Sequoia Financial Group has made a deal with Valeas
Venture capital firm Valeas made a $200 million deal with Sequoia Financial. Now the buyer owns a minority stake.
Sequoia plans to use the funds received for new acquisitions. According to the statement, the company intends to expand its business and is looking for additional investments for this purpose. In addition, Sequoia wants to carry out personnel and technological changes and improve processes and the professionalism of employees.
At the end of last year, the company had $10 billion in client assets under management. Sequoia hopes that new investments from Valeas will allow it to expand its business and improve the level of services it provides. Separate attention the company intends to pay for staff training, as well as the implementation of innovative systems to track financial processes around the world. It should be noted that the wealth management sector is extremely attractive and competitive. In this case, the direct rivals of investment companies are banks, so in order to get a major client, you need to offer him conditions more attractive than others. According to a study by Echelon Partners, 8 out of 10 deals in the US market regarding wealth management in the last quarter were private equity deals by an investment firm. A number of them were done through an investment partner.Sequoia Financial Group was founded more than 30 years ago and during this time has become an expert in providing financial services.

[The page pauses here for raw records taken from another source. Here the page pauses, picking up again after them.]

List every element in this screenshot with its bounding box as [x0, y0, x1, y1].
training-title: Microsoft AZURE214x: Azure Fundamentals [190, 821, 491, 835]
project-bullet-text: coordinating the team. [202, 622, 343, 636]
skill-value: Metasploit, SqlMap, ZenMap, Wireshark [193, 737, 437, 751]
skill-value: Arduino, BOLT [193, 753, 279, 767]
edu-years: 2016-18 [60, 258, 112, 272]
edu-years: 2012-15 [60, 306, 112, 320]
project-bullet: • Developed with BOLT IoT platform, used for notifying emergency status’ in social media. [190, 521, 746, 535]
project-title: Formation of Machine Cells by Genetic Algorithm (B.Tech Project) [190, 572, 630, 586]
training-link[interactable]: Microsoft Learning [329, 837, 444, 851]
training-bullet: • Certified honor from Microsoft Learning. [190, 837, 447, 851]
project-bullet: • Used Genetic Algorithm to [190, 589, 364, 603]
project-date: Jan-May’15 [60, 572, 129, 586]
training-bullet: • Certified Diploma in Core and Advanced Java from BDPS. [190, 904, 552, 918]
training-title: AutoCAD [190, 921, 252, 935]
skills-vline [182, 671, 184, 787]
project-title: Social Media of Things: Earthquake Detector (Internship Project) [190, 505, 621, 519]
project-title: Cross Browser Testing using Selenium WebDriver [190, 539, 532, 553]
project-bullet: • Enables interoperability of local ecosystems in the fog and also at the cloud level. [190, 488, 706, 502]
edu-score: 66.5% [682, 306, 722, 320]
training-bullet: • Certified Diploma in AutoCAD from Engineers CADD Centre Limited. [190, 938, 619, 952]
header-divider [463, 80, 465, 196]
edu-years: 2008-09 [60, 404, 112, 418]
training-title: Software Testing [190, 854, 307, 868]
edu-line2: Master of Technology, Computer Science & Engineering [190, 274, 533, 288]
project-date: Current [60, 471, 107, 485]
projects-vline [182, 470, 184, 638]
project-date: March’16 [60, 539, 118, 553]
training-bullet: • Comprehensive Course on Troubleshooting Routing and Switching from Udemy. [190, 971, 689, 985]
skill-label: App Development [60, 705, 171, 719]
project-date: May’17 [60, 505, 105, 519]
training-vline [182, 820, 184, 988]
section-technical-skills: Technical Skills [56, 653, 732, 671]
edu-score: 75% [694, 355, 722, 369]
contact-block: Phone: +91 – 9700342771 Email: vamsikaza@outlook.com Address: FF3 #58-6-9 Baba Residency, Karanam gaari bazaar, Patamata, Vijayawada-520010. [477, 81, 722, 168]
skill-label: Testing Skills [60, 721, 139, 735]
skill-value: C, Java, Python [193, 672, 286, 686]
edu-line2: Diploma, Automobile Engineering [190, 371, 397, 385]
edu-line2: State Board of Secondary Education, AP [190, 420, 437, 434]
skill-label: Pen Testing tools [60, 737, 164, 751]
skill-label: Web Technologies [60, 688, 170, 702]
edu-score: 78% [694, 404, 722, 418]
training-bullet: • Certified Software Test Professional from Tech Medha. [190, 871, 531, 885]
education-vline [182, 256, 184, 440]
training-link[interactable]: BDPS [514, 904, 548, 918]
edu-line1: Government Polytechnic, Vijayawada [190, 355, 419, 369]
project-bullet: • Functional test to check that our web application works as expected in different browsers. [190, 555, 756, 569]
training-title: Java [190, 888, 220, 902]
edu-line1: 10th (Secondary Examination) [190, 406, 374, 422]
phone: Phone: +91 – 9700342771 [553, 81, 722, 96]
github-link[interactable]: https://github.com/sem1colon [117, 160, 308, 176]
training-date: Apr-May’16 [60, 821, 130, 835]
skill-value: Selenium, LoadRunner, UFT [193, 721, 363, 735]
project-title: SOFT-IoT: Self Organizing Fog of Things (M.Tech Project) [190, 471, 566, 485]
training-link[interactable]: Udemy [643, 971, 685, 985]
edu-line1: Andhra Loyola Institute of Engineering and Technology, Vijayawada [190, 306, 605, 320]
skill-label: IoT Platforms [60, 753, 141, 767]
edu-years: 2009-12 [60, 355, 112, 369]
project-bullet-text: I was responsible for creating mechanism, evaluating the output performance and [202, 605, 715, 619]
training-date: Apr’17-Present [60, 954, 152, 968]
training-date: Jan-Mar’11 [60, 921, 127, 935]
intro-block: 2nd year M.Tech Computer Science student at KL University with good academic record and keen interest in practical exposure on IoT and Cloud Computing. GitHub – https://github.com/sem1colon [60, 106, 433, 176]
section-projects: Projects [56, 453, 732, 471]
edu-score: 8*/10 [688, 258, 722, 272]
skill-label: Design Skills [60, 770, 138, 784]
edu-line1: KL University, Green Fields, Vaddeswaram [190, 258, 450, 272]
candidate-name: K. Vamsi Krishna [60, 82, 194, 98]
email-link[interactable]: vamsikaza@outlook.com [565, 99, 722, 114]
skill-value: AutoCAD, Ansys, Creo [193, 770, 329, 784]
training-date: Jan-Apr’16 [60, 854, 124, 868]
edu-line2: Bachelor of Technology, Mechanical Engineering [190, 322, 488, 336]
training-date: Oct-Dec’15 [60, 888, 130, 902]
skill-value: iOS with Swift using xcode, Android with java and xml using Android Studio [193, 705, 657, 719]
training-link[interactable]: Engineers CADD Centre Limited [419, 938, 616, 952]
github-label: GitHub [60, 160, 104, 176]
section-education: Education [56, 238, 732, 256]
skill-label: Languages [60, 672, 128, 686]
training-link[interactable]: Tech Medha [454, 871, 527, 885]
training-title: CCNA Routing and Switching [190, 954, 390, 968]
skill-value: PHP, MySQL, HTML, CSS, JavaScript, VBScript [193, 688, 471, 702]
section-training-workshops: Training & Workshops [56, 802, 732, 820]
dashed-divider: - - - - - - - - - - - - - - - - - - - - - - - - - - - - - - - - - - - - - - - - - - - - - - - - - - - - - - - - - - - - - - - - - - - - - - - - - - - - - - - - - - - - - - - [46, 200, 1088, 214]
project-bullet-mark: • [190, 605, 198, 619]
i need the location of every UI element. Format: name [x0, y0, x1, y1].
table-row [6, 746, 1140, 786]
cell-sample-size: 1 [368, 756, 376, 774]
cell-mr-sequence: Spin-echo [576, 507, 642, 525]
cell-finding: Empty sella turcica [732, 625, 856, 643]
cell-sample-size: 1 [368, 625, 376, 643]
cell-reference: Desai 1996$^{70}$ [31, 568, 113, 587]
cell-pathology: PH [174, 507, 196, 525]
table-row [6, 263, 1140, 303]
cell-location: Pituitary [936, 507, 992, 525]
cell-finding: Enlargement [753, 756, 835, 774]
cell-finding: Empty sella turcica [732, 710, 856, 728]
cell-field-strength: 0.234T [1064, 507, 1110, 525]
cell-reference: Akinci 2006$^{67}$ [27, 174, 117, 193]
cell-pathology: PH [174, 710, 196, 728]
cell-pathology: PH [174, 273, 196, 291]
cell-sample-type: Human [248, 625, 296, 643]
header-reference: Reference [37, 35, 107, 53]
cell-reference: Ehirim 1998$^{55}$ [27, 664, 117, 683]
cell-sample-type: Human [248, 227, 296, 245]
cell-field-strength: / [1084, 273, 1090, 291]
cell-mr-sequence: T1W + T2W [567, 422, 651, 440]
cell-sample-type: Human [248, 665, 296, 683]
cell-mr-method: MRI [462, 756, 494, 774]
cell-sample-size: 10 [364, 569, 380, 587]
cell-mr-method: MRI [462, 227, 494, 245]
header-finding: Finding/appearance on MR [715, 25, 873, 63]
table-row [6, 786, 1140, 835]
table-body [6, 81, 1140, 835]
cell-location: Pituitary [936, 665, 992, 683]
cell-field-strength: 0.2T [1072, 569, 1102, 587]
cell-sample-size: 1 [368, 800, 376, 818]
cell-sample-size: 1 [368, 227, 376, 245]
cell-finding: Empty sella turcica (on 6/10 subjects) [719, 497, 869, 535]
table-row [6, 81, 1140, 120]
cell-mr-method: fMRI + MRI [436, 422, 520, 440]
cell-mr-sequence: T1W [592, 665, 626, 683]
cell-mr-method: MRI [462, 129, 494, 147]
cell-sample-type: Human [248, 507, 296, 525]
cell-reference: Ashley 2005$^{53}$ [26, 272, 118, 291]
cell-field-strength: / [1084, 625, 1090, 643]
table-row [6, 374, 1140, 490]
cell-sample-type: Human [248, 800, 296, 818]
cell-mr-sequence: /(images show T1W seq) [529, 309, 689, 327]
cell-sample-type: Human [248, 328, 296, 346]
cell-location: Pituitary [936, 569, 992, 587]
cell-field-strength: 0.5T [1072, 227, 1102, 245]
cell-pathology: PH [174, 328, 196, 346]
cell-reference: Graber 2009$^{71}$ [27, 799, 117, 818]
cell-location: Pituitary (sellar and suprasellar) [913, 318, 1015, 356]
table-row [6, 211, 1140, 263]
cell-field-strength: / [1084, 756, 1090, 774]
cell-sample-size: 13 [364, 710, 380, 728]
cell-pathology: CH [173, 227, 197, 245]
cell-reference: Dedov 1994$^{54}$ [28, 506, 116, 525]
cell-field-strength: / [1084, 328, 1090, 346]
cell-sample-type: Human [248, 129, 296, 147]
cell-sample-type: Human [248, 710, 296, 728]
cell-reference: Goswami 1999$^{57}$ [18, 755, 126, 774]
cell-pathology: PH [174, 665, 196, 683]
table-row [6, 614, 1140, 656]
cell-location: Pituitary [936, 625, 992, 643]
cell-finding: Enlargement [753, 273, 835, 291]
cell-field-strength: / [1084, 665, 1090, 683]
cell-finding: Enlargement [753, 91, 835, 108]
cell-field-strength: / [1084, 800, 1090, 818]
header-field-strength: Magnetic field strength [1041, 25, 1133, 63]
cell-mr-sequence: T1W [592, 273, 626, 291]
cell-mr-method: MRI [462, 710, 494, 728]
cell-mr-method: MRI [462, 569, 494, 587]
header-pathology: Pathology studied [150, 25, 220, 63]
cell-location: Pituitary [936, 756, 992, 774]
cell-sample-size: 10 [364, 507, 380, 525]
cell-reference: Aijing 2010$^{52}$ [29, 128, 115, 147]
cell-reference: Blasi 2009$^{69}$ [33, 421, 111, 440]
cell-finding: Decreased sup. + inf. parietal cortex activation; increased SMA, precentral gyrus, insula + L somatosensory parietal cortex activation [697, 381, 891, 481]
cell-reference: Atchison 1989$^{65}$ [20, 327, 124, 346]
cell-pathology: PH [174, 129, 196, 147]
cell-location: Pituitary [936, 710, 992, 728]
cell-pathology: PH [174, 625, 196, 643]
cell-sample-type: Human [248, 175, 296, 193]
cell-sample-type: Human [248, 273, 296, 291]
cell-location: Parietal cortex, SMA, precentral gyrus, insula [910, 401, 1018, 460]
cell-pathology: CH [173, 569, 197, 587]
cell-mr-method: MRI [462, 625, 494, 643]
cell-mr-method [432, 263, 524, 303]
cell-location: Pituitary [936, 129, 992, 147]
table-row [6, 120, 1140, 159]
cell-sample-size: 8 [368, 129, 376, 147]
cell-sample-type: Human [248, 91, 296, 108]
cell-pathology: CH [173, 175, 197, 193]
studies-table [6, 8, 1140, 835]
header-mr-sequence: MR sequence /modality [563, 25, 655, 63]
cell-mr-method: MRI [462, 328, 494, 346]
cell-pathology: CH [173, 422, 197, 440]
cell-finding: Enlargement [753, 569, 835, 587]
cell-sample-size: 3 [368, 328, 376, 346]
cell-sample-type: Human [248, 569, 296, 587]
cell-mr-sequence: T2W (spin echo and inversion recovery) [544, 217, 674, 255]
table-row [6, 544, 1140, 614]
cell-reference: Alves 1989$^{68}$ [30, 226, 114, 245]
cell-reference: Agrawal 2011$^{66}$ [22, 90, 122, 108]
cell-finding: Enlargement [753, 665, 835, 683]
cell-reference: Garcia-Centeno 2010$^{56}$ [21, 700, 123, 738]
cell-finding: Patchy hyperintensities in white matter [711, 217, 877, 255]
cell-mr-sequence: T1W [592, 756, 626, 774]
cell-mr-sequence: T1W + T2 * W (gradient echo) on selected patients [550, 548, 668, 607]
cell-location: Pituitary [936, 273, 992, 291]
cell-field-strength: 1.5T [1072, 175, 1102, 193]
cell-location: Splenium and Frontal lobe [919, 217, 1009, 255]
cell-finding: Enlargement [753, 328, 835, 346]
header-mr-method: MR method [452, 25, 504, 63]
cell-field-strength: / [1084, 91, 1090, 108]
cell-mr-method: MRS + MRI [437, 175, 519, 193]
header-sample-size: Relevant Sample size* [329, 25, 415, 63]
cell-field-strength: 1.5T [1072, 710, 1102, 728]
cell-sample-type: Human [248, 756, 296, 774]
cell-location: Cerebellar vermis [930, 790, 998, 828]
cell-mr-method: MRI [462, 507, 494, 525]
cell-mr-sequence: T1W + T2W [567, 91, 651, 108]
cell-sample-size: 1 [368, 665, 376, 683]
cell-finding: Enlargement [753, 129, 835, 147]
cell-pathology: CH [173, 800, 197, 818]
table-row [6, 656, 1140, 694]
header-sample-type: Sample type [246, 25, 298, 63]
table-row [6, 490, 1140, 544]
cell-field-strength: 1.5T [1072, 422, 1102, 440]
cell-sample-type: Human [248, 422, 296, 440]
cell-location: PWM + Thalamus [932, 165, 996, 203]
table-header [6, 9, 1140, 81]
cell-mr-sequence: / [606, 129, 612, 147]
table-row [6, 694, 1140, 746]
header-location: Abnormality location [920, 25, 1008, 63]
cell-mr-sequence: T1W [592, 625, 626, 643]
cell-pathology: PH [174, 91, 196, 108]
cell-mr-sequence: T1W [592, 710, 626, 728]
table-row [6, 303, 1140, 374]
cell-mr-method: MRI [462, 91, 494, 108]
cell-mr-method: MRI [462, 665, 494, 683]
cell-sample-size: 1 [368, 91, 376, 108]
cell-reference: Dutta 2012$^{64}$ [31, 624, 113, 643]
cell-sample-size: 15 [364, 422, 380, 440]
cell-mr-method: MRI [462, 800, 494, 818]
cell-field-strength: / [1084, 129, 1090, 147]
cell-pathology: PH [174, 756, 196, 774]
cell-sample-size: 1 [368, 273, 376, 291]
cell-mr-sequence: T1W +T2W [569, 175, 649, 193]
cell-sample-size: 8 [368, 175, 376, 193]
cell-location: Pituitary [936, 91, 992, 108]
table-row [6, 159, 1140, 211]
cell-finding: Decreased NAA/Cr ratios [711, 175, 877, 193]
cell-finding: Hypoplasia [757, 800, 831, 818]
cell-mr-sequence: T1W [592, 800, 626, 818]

It helps clients in solving various business problems, including capital management, investments, and management.
Sequoia specialists develop an individual financial plan together with the client, where the stages of achieving the goals are clearly outlined. Each point is created based on individual features, specifics of the field, and other important parameters. The company uses an integrated structure, due to which it is possible to achieve maximum efficiency in working with various assets. Sequoia pays special attention to automated systems that allow monitoring of any fluctuations and forecasting further processes. Such an approach reduces the risk of capital loss and risky investing.
A unique client portfolio is developed for each case, and a strategy is selected on this basis. Modern technological tools make it possible to adjust the approach in a timely manner and allocate assets in such a way as to protect and multiply them.
Sequoia also works with ultra-high-income families. Cooperation with them begins with a consultation. It is important for the professional to know the family’s background, history, and tax burden – this information will help create a dynamic financial plan. In this way, family members can have peace of mind about their capital: the Sequoia advisor is in close contact, which allows for a better understanding of clients’ goals and plans.